In the village of Chungungo in Chile something as simple as water is nearly as valuable as precious metal. The region is arid and parched, forcing the village to bring in water by truck from miles away. Until recently the average person could only afford four gallons a day. Compare that to the average American who uses ninety gallons a day. Buying even that small amount takes up to 10 percent of some household incomes. In Chungungo bathing was a luxury that very few could afford.
Then scientists experimented with a new system for obtaining water for the village. The 330 residents of Chungungo drink the freshest water any of them have ever tasted, coming from high above nearby El Tofo mountain. Under the direction of a Canadian cloud physicist, workers hung a wal of finely woven propylene nets. Each net is the size of eight queen-sized bed sheets sown together. Seventy-five such nets sift the clouds that sweep in from the Pacific Ocean.
A close look at the plastic nets revels propylene fibers meshed in tiny triangles. Like dew collects on grass, small water particles from the clouds collect on these fibers. It takes ten thousand of these water particles to produce on drop of water the size of a tear. Still, each net collects forty gallons of water per day. The seventy-five nets on El Tofo sift a total of three thousand gallons of water daily from the drifting clouds and fog.
Sometimes our lives feel as dry and parched as the soil around Chungungo. What we need are spiritual water nets. God gave to we humans the ability to think and reason and work to overcome even the most difficult of circumstances. For such as this God deserves our thanks and praise.

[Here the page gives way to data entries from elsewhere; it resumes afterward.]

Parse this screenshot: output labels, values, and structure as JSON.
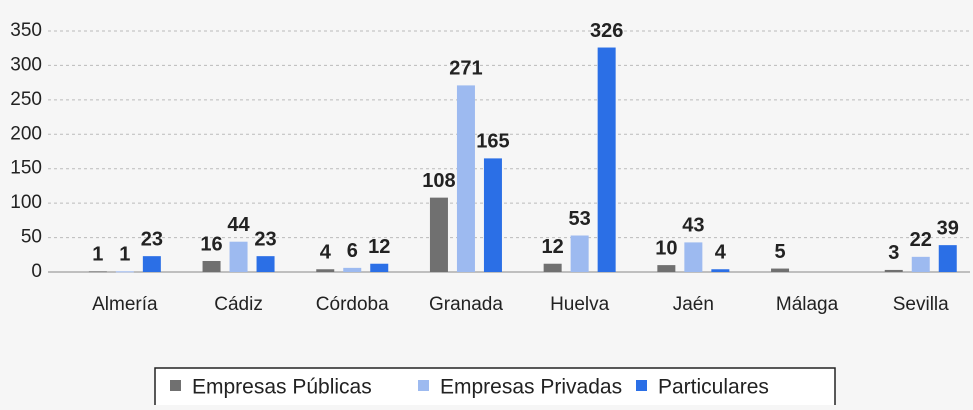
{
  "chart_data": {
    "type": "bar",
    "categories": [
      "Almería",
      "Cádiz",
      "Córdoba",
      "Granada",
      "Huelva",
      "Jaén",
      "Málaga",
      "Sevilla"
    ],
    "series": [
      {
        "name": "Empresas Públicas",
        "color": "#707070",
        "values": [
          1,
          16,
          4,
          108,
          12,
          10,
          5,
          3
        ]
      },
      {
        "name": "Empresas Privadas",
        "color": "#9dbaf0",
        "values": [
          1,
          44,
          6,
          271,
          53,
          43,
          null,
          22
        ]
      },
      {
        "name": "Particulares",
        "color": "#2b6fe6",
        "values": [
          23,
          23,
          12,
          165,
          326,
          4,
          null,
          39
        ]
      }
    ],
    "ylim": [
      0,
      350
    ],
    "yticks": [
      0,
      50,
      100,
      150,
      200,
      250,
      300,
      350
    ],
    "grid": true,
    "legend": "bottom"
  }
}
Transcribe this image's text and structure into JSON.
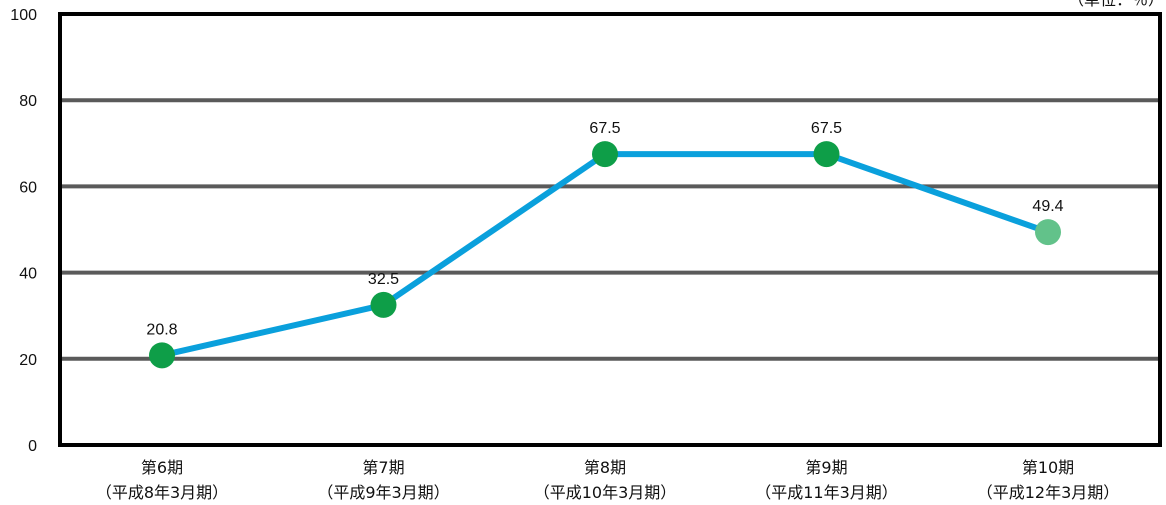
{
  "chart_data": {
    "type": "line",
    "unit": "（単位：％）",
    "categories": [
      [
        "第6期",
        "（平成8年3月期）"
      ],
      [
        "第7期",
        "（平成9年3月期）"
      ],
      [
        "第8期",
        "（平成10年3月期）"
      ],
      [
        "第9期",
        "（平成11年3月期）"
      ],
      [
        "第10期",
        "（平成12年3月期）"
      ]
    ],
    "values": [
      20.8,
      32.5,
      67.5,
      67.5,
      49.4
    ],
    "value_labels": [
      "20.8",
      "32.5",
      "67.5",
      "67.5",
      "49.4"
    ],
    "ylim": [
      0,
      100
    ],
    "yticks": [
      0,
      20,
      40,
      60,
      80,
      100
    ],
    "grid": true,
    "colors": {
      "line": "#0aa0dc",
      "marker": "#0e9e48",
      "marker_last": "#62c28a",
      "grid": "#5a5a5a",
      "frame": "#000000"
    }
  }
}
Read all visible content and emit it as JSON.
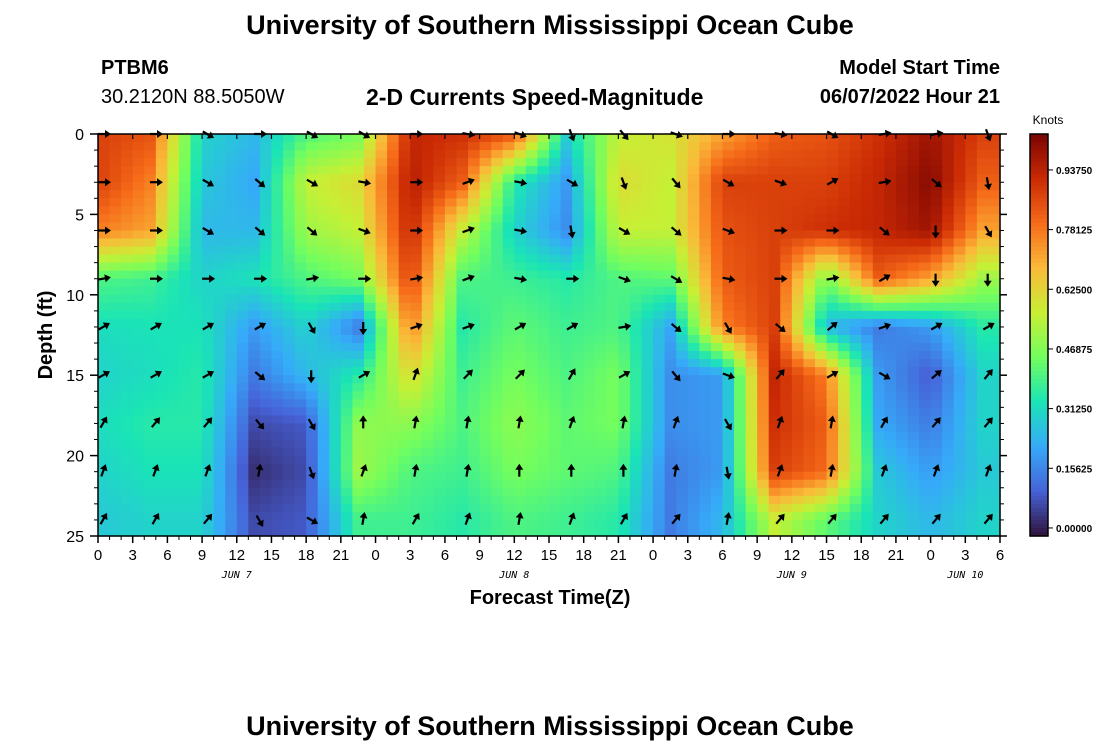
{
  "page": {
    "title": "University of Southern Mississippi Ocean Cube",
    "station_id": "PTBM6",
    "station_coords": "30.2120N  88.5050W",
    "subtitle": "2-D Currents Speed-Magnitude",
    "model_start_label": "Model Start Time",
    "model_start_value": "06/07/2022 Hour 21",
    "footer_title": "University of Southern Mississippi Ocean Cube"
  },
  "colors": {
    "scale": [
      "#30123b",
      "#4662d7",
      "#36aaf9",
      "#1ae4b6",
      "#72fe5e",
      "#c8ef34",
      "#faba39",
      "#f66b19",
      "#ca2a04",
      "#7a0403"
    ]
  },
  "chart_data": {
    "type": "heatmap",
    "title": "2-D Currents Speed-Magnitude",
    "xlabel": "Forecast Time(Z)",
    "ylabel": "Depth (ft)",
    "colorbar_label": "Knots",
    "x_ticks": [
      "0",
      "3",
      "6",
      "9",
      "12",
      "15",
      "18",
      "21",
      "0",
      "3",
      "6",
      "9",
      "12",
      "15",
      "18",
      "21",
      "0",
      "3",
      "6",
      "9",
      "12",
      "15",
      "18",
      "21",
      "0",
      "3",
      "6"
    ],
    "day_labels": [
      {
        "label": "JUN 7",
        "tick_index": 4
      },
      {
        "label": "JUN 8",
        "tick_index": 12
      },
      {
        "label": "JUN 9",
        "tick_index": 20
      },
      {
        "label": "JUN 10",
        "tick_index": 25
      }
    ],
    "y_ticks": [
      "0",
      "5",
      "10",
      "15",
      "20",
      "25"
    ],
    "ylim": [
      0,
      25
    ],
    "xlim_hours": [
      0,
      78
    ],
    "colorbar_ticks": [
      "0.93750",
      "0.78125",
      "0.62500",
      "0.46875",
      "0.31250",
      "0.15625",
      "0.00000"
    ],
    "clim": [
      0,
      1.0
    ],
    "row_depths_ft": [
      0,
      3,
      6,
      9,
      12,
      15,
      18,
      21,
      24
    ],
    "col_hours": [
      0,
      4.5,
      9,
      13.5,
      18,
      22.5,
      27,
      31.5,
      36,
      40.5,
      45,
      49.5,
      54,
      58.5,
      63,
      67.5,
      72,
      76.5
    ],
    "speed_grid": [
      [
        0.85,
        0.82,
        0.3,
        0.25,
        0.4,
        0.45,
        0.9,
        0.88,
        0.82,
        0.3,
        0.55,
        0.58,
        0.7,
        0.8,
        0.82,
        0.88,
        0.95,
        0.85
      ],
      [
        0.85,
        0.75,
        0.28,
        0.22,
        0.55,
        0.6,
        0.92,
        0.8,
        0.35,
        0.2,
        0.6,
        0.55,
        0.85,
        0.85,
        0.85,
        0.9,
        0.98,
        0.8
      ],
      [
        0.75,
        0.7,
        0.25,
        0.25,
        0.5,
        0.55,
        0.9,
        0.55,
        0.3,
        0.18,
        0.55,
        0.55,
        0.82,
        0.85,
        0.88,
        0.9,
        0.95,
        0.7
      ],
      [
        0.4,
        0.38,
        0.3,
        0.33,
        0.4,
        0.45,
        0.85,
        0.4,
        0.38,
        0.35,
        0.4,
        0.42,
        0.8,
        0.85,
        0.45,
        0.8,
        0.7,
        0.5
      ],
      [
        0.32,
        0.33,
        0.33,
        0.2,
        0.3,
        0.15,
        0.75,
        0.35,
        0.42,
        0.38,
        0.4,
        0.22,
        0.75,
        0.85,
        0.25,
        0.15,
        0.2,
        0.35
      ],
      [
        0.3,
        0.32,
        0.35,
        0.15,
        0.25,
        0.35,
        0.6,
        0.38,
        0.45,
        0.4,
        0.45,
        0.18,
        0.2,
        0.9,
        0.75,
        0.2,
        0.1,
        0.3
      ],
      [
        0.32,
        0.35,
        0.35,
        0.08,
        0.1,
        0.48,
        0.48,
        0.4,
        0.48,
        0.42,
        0.45,
        0.18,
        0.2,
        0.88,
        0.8,
        0.22,
        0.15,
        0.3
      ],
      [
        0.3,
        0.33,
        0.33,
        0.04,
        0.08,
        0.5,
        0.4,
        0.38,
        0.45,
        0.42,
        0.4,
        0.15,
        0.2,
        0.85,
        0.78,
        0.28,
        0.2,
        0.28
      ],
      [
        0.28,
        0.3,
        0.3,
        0.08,
        0.1,
        0.38,
        0.38,
        0.35,
        0.4,
        0.38,
        0.35,
        0.15,
        0.25,
        0.55,
        0.42,
        0.3,
        0.25,
        0.3
      ]
    ],
    "arrow_grid_note": "arrow directions in compass degrees (0 = up/north, 90 = right/east)",
    "arrow_cols_hours": [
      0,
      4.5,
      9,
      13.5,
      18,
      22.5,
      27,
      31.5,
      36,
      40.5,
      45,
      49.5,
      54,
      58.5,
      63,
      67.5,
      72,
      76.5
    ],
    "arrow_dirs": [
      [
        90,
        90,
        120,
        90,
        120,
        120,
        90,
        100,
        110,
        160,
        140,
        110,
        90,
        100,
        120,
        80,
        80,
        160
      ],
      [
        90,
        90,
        120,
        130,
        120,
        100,
        90,
        70,
        100,
        120,
        160,
        140,
        120,
        110,
        60,
        80,
        130,
        170
      ],
      [
        90,
        90,
        120,
        130,
        130,
        110,
        90,
        70,
        100,
        170,
        120,
        130,
        110,
        90,
        90,
        130,
        180,
        150
      ],
      [
        80,
        90,
        90,
        90,
        80,
        90,
        80,
        70,
        100,
        90,
        110,
        120,
        100,
        90,
        80,
        60,
        180,
        180
      ],
      [
        60,
        60,
        60,
        60,
        150,
        180,
        70,
        70,
        60,
        60,
        80,
        130,
        150,
        130,
        50,
        70,
        60,
        60
      ],
      [
        60,
        60,
        60,
        130,
        180,
        60,
        20,
        45,
        45,
        30,
        60,
        140,
        110,
        40,
        60,
        120,
        50,
        40
      ],
      [
        30,
        40,
        40,
        140,
        150,
        0,
        10,
        10,
        10,
        20,
        10,
        20,
        150,
        20,
        10,
        30,
        40,
        40
      ],
      [
        20,
        20,
        20,
        10,
        160,
        20,
        10,
        10,
        0,
        0,
        0,
        10,
        170,
        20,
        10,
        20,
        20,
        20
      ],
      [
        30,
        30,
        40,
        150,
        120,
        10,
        30,
        20,
        10,
        20,
        30,
        40,
        10,
        40,
        40,
        40,
        40,
        40
      ]
    ]
  }
}
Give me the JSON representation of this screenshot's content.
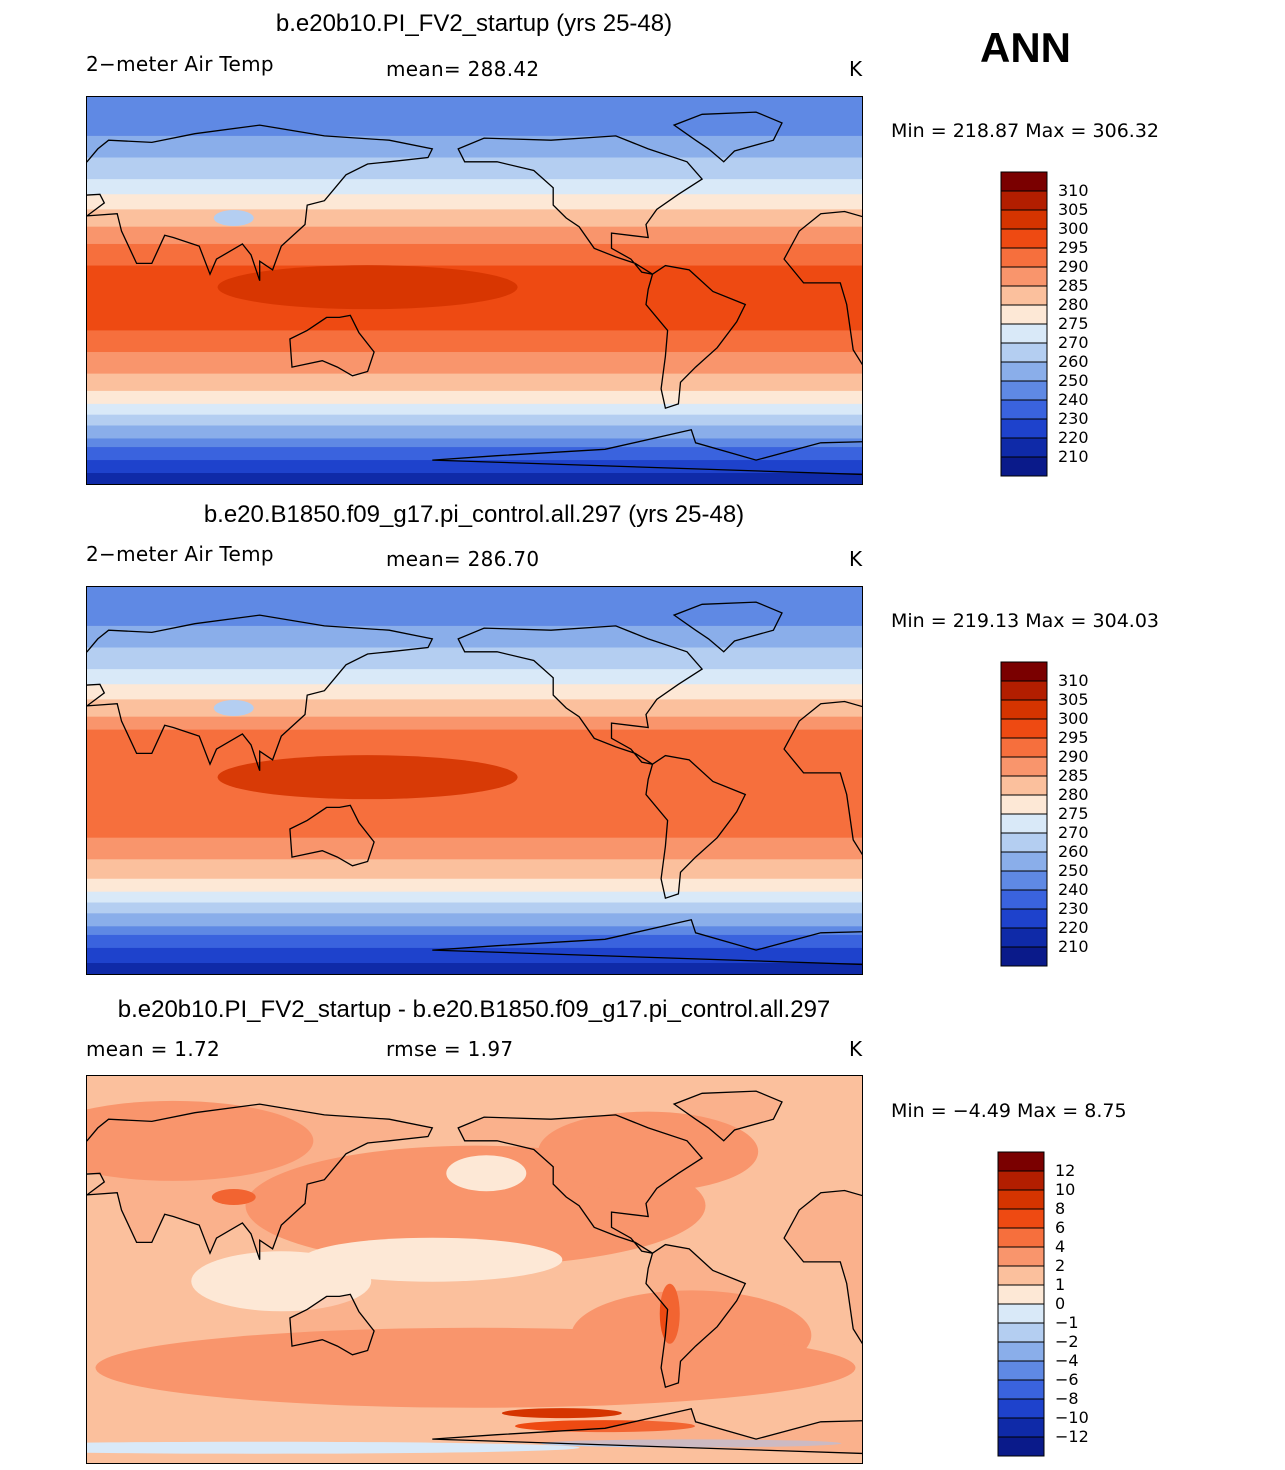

A Wine company advertised in “Newsweek” magazine, “The earth gives us wonderful grapes. The grapes give us wonderful wine. The wine wins us new friends. Thank you, earth.”
How easy it is to give credit and thanks to everything and everyone but the real source of al our blessings! God deserves our thanks.
For some of us there may be many reasons to be thankful this coming Thursday. Perhaps we may even see it as the best year we have ever had. For others of us, it hasn’t been the best of years. We had an evacuation, there was a hurricane, there has been recovery. Gas prices have been up most of the year and now the stock market is down. Many of us have great concerns for the future.
For me personally this has been a year of ups and downs. Of course all of the reasons that I have already mentioned but that is by no means all. I had to move this year, and that is always stressful and now I am dealing with an illness that has me worried about my future. Still at the same time however, I got to move to a new place where I have come to know many new friends and have already had many blessings. And, for whatever else this crazy illness might bring, I know that God is with me and some how, some way, God is going to see me through that too. I recognize that I am a blessed man. I have a talented staff, great congregations, many friends, a wonderful wife and a loving family. I am blessed and I am thankful, not just this Thursday, but every day.
You know, that rooster probably looked pretty comical in the midst of a very traumatic situation. Still, he went about doing what a rooster does best, he crowed in the new day. Perhaps he didn’t want to, after all, with all he had been through, who could blame him. What on earth did he have to crow about?
When devastation and difficulty hit our lives perhaps we don’t feel very thankful. Yet giving thanks to God should be what we Christians to best. Did Paul not say, Be joyful always; pray continually; give thanks in all circumstances, for this is God’s will for you in Christ Jesus.”
May we be thankful in the good times and the bad, for God is always with us and because God is with us we always have great reason to be thankful.